Si lidias cotidianamente con tu pecado de esta forma, entonces reflejarás las bienaventuranzas: serás pobre en espíritu, reconociendo que en ti mismo no tienes ningún mérito y nada que ofrecer, dependiendo sólo de Dios. Serás de los que lloran por su pecado, y que tienen hambre y sed de justicia. Serás humilde, porque sabes que has sido perdonado sólo por gracia en Cristo, y serás misericordioso, porque has recibido misericordia. Además, serás de limpio corazón, no suponiendo lo peor del otro, sino como Pablo describe el amor, que “todo lo espera”, considerarás a tu prójimo de buena fe. En el mismo espíritu, serás pacificador, porque Dios ha hecho la paz contigo por medio de Cristo.

No se trata, entonces, de “cada uno viva su vida y nadie se meta con el resto”, sino de tratar con nuestros pecados para sí poder ayudar a otros con los suyos. Eso es lo que implica sacar primero la viga de tu ojo. Sólo al apreciar tu condición delante de Dios, allí recién tendrás la claridad para realmente ayudar a tu prójimo con su pecado, no para destruirlo, sino para que sea restaurado. Esa es la forma correcta de tratar con tu propio pecado y con el de tu prójimo: la lógica del Evangelio de la gracia de Dios en Cristo.

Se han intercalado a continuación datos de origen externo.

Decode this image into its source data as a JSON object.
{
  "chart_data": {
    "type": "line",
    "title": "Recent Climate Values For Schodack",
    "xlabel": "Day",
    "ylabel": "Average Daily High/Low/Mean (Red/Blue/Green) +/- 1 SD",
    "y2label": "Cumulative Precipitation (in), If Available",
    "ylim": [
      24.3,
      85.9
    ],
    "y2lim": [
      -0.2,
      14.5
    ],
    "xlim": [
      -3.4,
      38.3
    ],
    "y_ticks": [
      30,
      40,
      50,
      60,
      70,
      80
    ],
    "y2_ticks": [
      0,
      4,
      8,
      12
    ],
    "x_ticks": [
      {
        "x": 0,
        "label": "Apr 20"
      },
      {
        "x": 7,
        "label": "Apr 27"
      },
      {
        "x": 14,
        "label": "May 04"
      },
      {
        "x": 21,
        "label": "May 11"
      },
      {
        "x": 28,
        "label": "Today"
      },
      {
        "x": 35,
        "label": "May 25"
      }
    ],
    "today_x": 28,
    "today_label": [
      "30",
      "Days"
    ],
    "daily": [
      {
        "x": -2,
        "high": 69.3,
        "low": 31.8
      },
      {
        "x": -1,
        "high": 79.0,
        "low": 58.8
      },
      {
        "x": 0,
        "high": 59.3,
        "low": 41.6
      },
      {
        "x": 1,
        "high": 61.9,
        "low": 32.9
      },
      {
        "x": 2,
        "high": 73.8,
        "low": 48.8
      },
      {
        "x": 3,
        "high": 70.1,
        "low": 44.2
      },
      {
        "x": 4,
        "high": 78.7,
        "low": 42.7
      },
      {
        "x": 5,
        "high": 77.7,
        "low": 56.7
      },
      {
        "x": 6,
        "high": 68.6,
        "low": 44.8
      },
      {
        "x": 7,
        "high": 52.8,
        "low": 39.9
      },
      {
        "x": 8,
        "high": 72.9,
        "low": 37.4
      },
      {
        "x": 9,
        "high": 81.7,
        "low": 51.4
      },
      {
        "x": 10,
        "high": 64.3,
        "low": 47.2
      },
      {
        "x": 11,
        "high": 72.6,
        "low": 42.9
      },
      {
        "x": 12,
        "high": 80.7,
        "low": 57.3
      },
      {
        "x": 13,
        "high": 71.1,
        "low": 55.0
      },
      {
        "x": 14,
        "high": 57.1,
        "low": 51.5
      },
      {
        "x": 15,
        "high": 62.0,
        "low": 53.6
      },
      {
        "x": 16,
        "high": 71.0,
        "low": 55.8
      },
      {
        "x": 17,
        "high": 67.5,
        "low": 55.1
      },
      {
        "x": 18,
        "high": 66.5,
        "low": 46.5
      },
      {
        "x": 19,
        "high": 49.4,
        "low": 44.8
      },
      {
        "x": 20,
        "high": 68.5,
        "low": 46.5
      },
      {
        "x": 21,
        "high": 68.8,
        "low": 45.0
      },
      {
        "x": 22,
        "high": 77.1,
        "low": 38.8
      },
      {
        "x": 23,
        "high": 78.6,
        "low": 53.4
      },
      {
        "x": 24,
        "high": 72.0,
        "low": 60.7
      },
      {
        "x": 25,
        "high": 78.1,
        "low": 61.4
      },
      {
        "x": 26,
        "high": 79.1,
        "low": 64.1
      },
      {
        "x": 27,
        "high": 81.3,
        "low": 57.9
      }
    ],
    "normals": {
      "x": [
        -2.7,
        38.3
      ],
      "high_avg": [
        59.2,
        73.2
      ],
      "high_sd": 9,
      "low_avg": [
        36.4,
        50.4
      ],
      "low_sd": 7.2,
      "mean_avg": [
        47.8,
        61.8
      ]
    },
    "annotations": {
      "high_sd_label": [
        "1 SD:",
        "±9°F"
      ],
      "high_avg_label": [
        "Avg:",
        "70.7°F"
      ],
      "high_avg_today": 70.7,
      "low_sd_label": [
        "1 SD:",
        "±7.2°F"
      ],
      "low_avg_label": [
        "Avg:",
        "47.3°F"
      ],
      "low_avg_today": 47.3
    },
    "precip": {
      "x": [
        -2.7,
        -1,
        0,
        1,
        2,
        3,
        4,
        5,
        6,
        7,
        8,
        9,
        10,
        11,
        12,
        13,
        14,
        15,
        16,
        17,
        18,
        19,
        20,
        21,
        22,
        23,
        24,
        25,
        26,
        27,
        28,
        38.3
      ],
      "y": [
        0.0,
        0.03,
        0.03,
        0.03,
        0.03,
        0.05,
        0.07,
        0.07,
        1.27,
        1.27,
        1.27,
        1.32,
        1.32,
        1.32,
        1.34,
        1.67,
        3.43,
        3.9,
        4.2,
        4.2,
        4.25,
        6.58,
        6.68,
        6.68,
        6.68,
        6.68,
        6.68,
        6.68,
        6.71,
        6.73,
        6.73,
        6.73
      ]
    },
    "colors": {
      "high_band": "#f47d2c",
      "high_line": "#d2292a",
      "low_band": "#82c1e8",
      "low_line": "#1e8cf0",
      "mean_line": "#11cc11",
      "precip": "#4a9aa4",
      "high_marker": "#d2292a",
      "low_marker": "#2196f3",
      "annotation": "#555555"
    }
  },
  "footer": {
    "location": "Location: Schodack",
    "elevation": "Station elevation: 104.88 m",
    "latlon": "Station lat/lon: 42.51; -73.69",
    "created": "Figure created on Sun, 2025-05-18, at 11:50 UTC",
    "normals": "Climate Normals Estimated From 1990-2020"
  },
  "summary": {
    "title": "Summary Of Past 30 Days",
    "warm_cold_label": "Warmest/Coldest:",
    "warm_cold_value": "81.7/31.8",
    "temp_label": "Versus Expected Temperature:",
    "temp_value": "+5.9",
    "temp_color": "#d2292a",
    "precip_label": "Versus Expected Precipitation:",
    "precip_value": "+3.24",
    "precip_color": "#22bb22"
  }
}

Hermanos , aun si alguien es sorprendido en alguna falta, ustedes que son espirituales, restáurenlo en un espíritu de mansedumbre, mirándote a ti mismo, no sea que tú también seas tentado. Lleven los unos las cargas de los otros, y cumplan así la ley de Cristo” (Gá. 6:1-2).

  1. Ryle, Meditaciones sobre Mateo, 82.

  2. Lloyd-Jones, Sermon on the Mount, 482–483.

  3. Hendriksen, Comentario a Mateo, 374–375.

  4. Lloyd-Jones, Sermon on the Mount, 485.

  5. Hendriksen, Comentario a Mateo, 375.

  6. Lloyd-Jones, Sermon on the Mount, 485–486.